Mais entre Titanic et Les Noces rebelles, il y a eu d’autres rôles et d’autres réalisateurs pour DiCaprio, et pas des moindres. C’est d’ailleurs après le succès phénoménal de Titanic, que DiCaprio s’est fixé de ne jouer que pour les plus grands, et de n’interpréter que des personnages complexes, où son travail serait une incessante exploration des psychologies humaines les plus intéressantes. Il travaille alors, une année après sa collaboration avec Cameron, pour le maître Woody Allen dans Celebrity.

Leonardo DiCaprio © Italy Foto Press

DiCaprio et Scorsese

En 2002, il devient avec Gangs of New York le nouvel acteur fétiche de son réalisateur préféré: Martin Scorsese. La collaboration continue entre les deux italo-américains, qui en plus d’avoir en commun un talent hors-norme dans leur domaine et l’amour inconditionnel du cinéma ont tout simplement la classe comme on l’adore. Aviator et Les Infiltrés ont connu le succès qu’ils méritent, mais le couple Scorsese DiCaprio réserve au public des surprises encore plus considérables dès 2010. En attendant la nouvelle décennie, DiCaprio a eu l’occasion de s’essayer aux films d’action, et a pu jouer avec Tom Hanks pour un certain Steven Spielberg dans Arrête-moi si tu peux (2002).

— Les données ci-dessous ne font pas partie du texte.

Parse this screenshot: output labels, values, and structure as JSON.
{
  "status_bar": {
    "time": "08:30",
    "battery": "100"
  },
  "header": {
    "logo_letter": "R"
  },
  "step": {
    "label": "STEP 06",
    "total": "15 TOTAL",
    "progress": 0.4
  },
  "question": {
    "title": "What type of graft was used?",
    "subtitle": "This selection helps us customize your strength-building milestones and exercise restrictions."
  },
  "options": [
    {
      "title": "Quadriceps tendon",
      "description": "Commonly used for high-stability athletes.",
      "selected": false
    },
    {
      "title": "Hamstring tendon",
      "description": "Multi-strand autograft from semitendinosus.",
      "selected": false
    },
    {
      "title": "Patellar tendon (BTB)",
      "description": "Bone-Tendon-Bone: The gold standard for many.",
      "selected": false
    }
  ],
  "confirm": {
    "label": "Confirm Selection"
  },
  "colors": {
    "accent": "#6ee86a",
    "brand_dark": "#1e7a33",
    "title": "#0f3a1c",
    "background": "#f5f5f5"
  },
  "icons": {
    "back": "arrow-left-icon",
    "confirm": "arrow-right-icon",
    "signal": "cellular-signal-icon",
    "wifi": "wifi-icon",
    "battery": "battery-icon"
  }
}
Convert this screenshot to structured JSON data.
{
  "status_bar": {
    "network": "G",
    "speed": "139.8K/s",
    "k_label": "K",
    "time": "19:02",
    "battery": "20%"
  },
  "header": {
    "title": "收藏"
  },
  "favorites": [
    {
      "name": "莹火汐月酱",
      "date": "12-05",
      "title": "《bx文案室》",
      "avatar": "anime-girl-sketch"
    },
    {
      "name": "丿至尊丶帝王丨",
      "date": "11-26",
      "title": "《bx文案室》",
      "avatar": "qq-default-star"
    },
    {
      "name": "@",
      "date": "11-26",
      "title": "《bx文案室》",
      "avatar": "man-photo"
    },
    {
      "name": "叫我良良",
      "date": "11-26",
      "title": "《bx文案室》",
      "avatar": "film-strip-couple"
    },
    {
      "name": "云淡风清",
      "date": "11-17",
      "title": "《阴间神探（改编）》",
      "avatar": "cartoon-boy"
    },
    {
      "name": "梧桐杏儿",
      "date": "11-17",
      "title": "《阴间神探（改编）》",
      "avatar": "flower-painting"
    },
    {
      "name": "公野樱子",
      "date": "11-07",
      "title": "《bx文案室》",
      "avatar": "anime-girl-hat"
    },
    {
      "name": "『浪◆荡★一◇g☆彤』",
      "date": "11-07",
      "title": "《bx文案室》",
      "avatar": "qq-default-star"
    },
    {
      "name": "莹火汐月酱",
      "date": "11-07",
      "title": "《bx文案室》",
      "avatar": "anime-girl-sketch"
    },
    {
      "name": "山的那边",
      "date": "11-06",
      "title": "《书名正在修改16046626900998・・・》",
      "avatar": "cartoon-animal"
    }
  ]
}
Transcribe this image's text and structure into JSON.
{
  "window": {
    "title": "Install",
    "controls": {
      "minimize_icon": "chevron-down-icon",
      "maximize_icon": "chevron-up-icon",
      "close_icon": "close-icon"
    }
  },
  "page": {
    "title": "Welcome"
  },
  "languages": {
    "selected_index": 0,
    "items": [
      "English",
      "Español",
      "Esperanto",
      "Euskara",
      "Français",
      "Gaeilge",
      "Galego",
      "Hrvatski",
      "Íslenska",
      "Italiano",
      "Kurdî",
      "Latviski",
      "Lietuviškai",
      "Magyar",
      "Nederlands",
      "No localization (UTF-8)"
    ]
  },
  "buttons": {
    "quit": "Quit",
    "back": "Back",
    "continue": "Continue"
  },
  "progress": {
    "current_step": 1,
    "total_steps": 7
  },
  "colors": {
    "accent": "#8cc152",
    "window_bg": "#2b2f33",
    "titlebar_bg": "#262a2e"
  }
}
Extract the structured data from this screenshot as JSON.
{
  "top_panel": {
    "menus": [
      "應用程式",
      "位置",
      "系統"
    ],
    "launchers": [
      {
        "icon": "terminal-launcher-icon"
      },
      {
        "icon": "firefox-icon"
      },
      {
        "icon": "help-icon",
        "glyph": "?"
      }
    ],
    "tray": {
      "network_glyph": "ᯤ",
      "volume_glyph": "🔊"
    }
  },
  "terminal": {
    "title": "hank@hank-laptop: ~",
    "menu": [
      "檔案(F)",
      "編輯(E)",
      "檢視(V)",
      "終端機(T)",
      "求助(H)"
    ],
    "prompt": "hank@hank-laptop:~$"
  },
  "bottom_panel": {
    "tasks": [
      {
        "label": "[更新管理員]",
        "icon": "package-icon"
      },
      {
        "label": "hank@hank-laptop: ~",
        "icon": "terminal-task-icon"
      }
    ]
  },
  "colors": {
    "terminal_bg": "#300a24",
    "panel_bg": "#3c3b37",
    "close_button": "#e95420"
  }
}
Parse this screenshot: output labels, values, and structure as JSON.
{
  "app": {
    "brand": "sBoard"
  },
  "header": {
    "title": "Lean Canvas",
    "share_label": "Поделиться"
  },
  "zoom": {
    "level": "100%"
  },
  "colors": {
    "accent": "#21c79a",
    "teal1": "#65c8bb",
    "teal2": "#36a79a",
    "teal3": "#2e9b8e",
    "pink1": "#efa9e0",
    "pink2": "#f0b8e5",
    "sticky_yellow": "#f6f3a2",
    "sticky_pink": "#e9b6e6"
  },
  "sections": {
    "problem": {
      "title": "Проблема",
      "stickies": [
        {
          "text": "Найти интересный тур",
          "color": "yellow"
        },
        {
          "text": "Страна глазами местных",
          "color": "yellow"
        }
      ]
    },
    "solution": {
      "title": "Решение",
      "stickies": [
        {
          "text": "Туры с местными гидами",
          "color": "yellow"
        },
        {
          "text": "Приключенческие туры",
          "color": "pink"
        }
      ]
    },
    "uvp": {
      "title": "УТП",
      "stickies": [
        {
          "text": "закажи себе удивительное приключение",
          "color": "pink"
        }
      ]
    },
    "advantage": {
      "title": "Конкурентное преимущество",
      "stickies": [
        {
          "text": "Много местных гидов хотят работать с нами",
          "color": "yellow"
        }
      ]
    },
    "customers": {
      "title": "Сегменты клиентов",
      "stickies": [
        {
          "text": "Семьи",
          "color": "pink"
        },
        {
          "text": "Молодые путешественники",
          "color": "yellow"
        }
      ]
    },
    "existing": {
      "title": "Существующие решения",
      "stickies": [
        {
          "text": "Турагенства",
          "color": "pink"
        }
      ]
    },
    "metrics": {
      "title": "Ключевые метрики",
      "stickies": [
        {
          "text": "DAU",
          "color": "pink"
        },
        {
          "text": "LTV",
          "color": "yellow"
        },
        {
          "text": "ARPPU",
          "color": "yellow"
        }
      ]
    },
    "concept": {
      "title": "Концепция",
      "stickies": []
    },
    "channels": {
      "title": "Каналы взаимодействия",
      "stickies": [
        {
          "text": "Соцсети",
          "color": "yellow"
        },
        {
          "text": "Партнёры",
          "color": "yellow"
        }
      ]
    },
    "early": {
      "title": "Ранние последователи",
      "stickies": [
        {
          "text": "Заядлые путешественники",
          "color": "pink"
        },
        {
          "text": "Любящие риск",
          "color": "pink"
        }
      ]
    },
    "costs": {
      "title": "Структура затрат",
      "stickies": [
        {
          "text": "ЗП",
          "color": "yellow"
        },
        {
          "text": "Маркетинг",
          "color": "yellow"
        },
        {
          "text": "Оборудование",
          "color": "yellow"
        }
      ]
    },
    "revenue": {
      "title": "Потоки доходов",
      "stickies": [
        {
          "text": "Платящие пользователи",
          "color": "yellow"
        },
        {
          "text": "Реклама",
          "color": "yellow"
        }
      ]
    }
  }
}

Avec les années 2010, le talent de la star casse tout. Comme annoncé, Scorsese et DiCaprio préparent une surprise et elle ne tarde pas à inaugurer la décennie la plus importante à ce jour pour l’acteur avec Shutter Island en 2010. Entre le flic dépressif et le fou, Scorsese donne l’opportunité à son protégé d’incarner un rôle nouveau, on ne peut plus angoissant, on ne peut plus réussi. DiCaprio le lui rend bien. Il offre au film de Scorsese ce gros plus à travers son jeu qui rend le film encore plus vertigineux qu’il n’était prévu par son scénario. Avoir DiCaprio comme acteur, au même titre qu’avoir Tom Hanks ou Robert De Niro, donne l’assurance à un réalisateur d’obtenir à la clef un film qui ne se contente pas d’être réussi ou d’avoir du succès, mais d’offrir au cinéma et à ses spectateurs une expérience nouvelle.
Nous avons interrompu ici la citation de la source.